Let’s try their cabernet,
Chateau Rongzi, Cabernet Sauvignon, Shanxi, China 2013
Hand picked 75.85% Cabernet Sauvignon, 18.63% Marselan (a Cab/Grenache crossing), and 5.52% Merlot aged 12 months in oak barrels.
APPEARANCE: A clear but abnormal ruby cranberry color with cranberry highlights
AROMAS: smell a bit quiet, dusky, with rhubarb, black cherry, dried wood, spice, and fox musk .
PALATE: Feels dry, with medium plus acidity, tame medium tannins, a medium body, and rustic linen texture.
FLAVORS: range from raspberry and twangy cranberry, a slight soy, to fox musk and ash that cary into a dry, spicy, medium plus length.
Rongzi’s Cab blend is a bit wild, a bit tame, but very good (4 of 5). It reminds me of cool vintage, young vine Bordeaux, or Cabernets from fringe cool climates like New York or the Loire where wild yeasts fight fruit and oak for attention. However, $139 is a hefty price. Although it’s cheaper than a flight to China.
Not your wallet’s cup of tea?
$39 will get you Rongzi’s rosé. Your guess of what the grapes are is as good as mine.
It looks neon pink. It tastes sweet yet acidic, like grapefruit and those strawberry candies. Like a white Zin, Rongzi’s rosé is somehow horrible but everything it should be: like a sweet tart, or sweet and sour pork. You know it is gross but you feel guilty liking it. It fits a niche (3 of 5) even if that niche is a deep, dark crevice that I never wish to enter ever ever again.

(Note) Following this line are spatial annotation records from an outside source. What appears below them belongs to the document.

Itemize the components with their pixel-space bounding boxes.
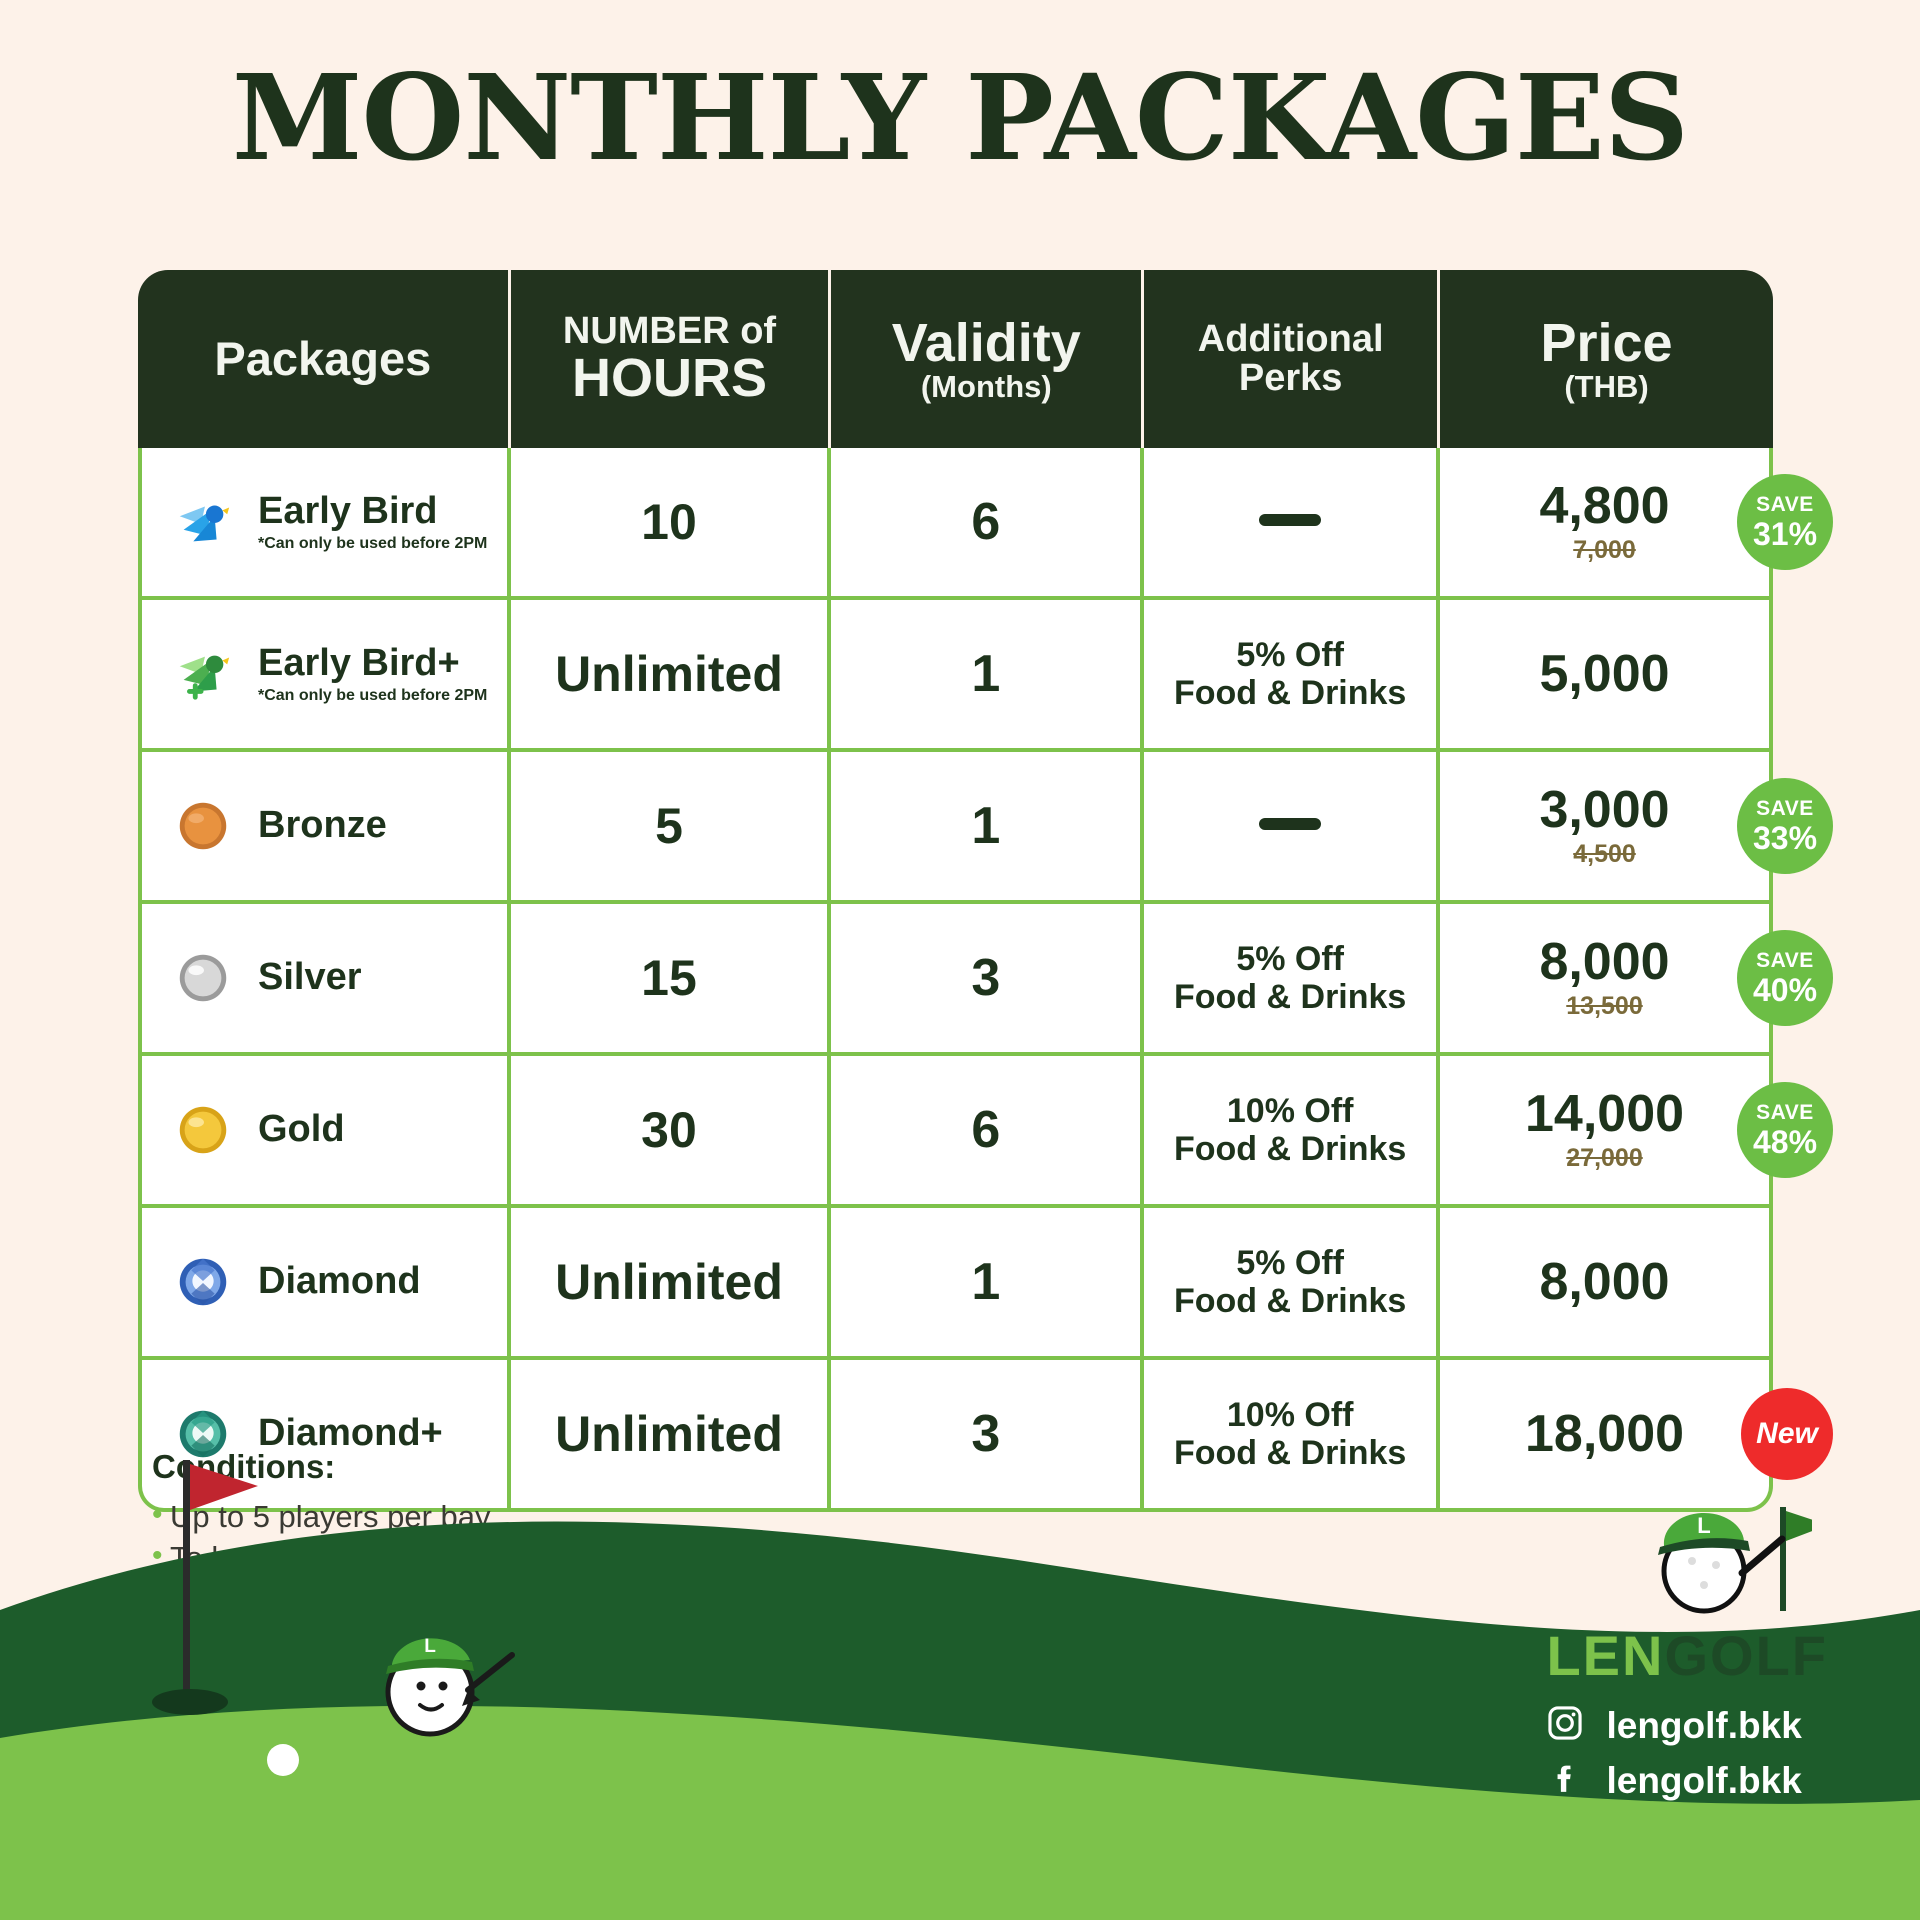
package-name: Early Bird+	[258, 643, 487, 685]
package-name-block: Silver	[258, 957, 362, 999]
price-value: 8,000	[1440, 935, 1769, 990]
perk-scope: Food & Drinks	[1144, 1130, 1436, 1168]
cell-price: 3,0004,500SAVE33%	[1440, 752, 1773, 904]
medal-bronze-icon	[172, 795, 234, 857]
price-value: 8,000	[1440, 1255, 1769, 1310]
package-name: Diamond	[258, 1261, 421, 1303]
table-row: Bronze513,0004,500SAVE33%	[138, 752, 1773, 904]
package-name-block: Gold	[258, 1109, 345, 1151]
svg-text:L: L	[424, 1636, 436, 1657]
package-name-block: Diamond	[258, 1261, 421, 1303]
cell-validity: 3	[831, 904, 1144, 1056]
cell-package: Early Bird*Can only be used before 2PM	[138, 448, 511, 600]
header-validity-label: Validity	[831, 316, 1141, 371]
bird-green-icon	[172, 643, 234, 705]
cell-perks: 5% OffFood & Drinks	[1144, 904, 1440, 1056]
header-hours: NUMBER of HOURS	[511, 270, 832, 448]
header-price-label: Price	[1440, 316, 1773, 371]
cell-validity: 1	[831, 600, 1144, 752]
perk-discount: 10% Off	[1144, 1092, 1436, 1130]
no-perks-dash-icon	[1259, 818, 1321, 830]
table-row: Early Bird*Can only be used before 2PM10…	[138, 448, 1773, 600]
facebook-handle[interactable]: lengolf.bkk	[1606, 1760, 1801, 1802]
packages-table-container: Packages NUMBER of HOURS Validity (Month…	[138, 270, 1773, 1512]
price-value: 5,000	[1440, 647, 1769, 702]
cell-price: 8,000	[1440, 1208, 1773, 1360]
package-note: *Can only be used before 2PM	[258, 535, 487, 553]
cell-package: Early Bird+*Can only be used before 2PM	[138, 600, 511, 752]
svg-text:L: L	[1698, 1513, 1711, 1538]
cell-price: 5,000	[1440, 600, 1773, 752]
perk-discount: 5% Off	[1144, 940, 1436, 978]
cell-perks: 5% OffFood & Drinks	[1144, 600, 1440, 752]
price-value: 3,000	[1440, 783, 1769, 838]
cell-validity: 6	[831, 1056, 1144, 1208]
cell-package: Gold	[138, 1056, 511, 1208]
social-links: lengolf.bkk lengolf.bkk	[1546, 1704, 1828, 1802]
perk-discount: 5% Off	[1144, 636, 1436, 674]
cell-perks	[1144, 752, 1440, 904]
perk-scope: Food & Drinks	[1144, 1282, 1436, 1320]
package-name-block: Early Bird+*Can only be used before 2PM	[258, 643, 487, 705]
packages-table: Packages NUMBER of HOURS Validity (Month…	[138, 270, 1773, 1512]
table-header: Packages NUMBER of HOURS Validity (Month…	[138, 270, 1773, 448]
cell-package: Bronze	[138, 752, 511, 904]
table-row: Early Bird+*Can only be used before 2PMU…	[138, 600, 1773, 752]
header-perks-line1: Additional	[1144, 320, 1437, 359]
table-row: Gold30610% OffFood & Drinks14,00027,000S…	[138, 1056, 1773, 1208]
medal-silver-icon	[172, 947, 234, 1009]
header-perks-line2: Perks	[1144, 359, 1437, 398]
facebook-icon[interactable]	[1546, 1759, 1584, 1802]
save-badge-label: SAVE	[1756, 494, 1814, 515]
package-name-block: Early Bird*Can only be used before 2PM	[258, 491, 487, 553]
brand-golf: GOLF	[1664, 1624, 1828, 1687]
lengolf-logo-icon: L	[1632, 1499, 1828, 1624]
cell-perks: 5% OffFood & Drinks	[1144, 1208, 1440, 1360]
facebook-row[interactable]: lengolf.bkk	[1546, 1759, 1828, 1802]
header-validity-sub: (Months)	[831, 371, 1141, 403]
instagram-row[interactable]: lengolf.bkk	[1546, 1704, 1828, 1747]
instagram-handle[interactable]: lengolf.bkk	[1606, 1705, 1801, 1747]
header-perks: Additional Perks	[1144, 270, 1440, 448]
price-original: 7,000	[1440, 536, 1769, 565]
package-name: Early Bird	[258, 491, 487, 533]
header-hours-line2: HOURS	[511, 351, 829, 406]
perk-scope: Food & Drinks	[1144, 978, 1436, 1016]
brand-len: LEN	[1546, 1624, 1664, 1687]
header-packages-label: Packages	[138, 335, 508, 383]
header-packages: Packages	[138, 270, 511, 448]
cell-perks: 10% OffFood & Drinks	[1144, 1056, 1440, 1208]
page-title: MONTHLY PACKAGES	[0, 0, 1920, 180]
table-row: Silver1535% OffFood & Drinks8,00013,500S…	[138, 904, 1773, 1056]
save-badge: SAVE33%	[1737, 778, 1833, 874]
table-row: DiamondUnlimited15% OffFood & Drinks8,00…	[138, 1208, 1773, 1360]
package-name: Silver	[258, 957, 362, 999]
package-name-block: Bronze	[258, 805, 387, 847]
gem-blue-icon	[172, 1251, 234, 1313]
price-value: 4,800	[1440, 479, 1769, 534]
package-note: *Can only be used before 2PM	[258, 687, 487, 705]
cell-price: 14,00027,000SAVE48%	[1440, 1056, 1773, 1208]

In summation, Rongzi has taken a “great leap forward” (apologies) for Chinese wine. They risk pricing into a luxury market they do not yet deserve. But a ton of Champagne, Napa Cab, and Bordeaux disappoints relative to its hefty price. So Rongzi, and by association China, have enough potential, ambition, and money parallel to upwardly mobile consumers to be the next premier wine producing nation.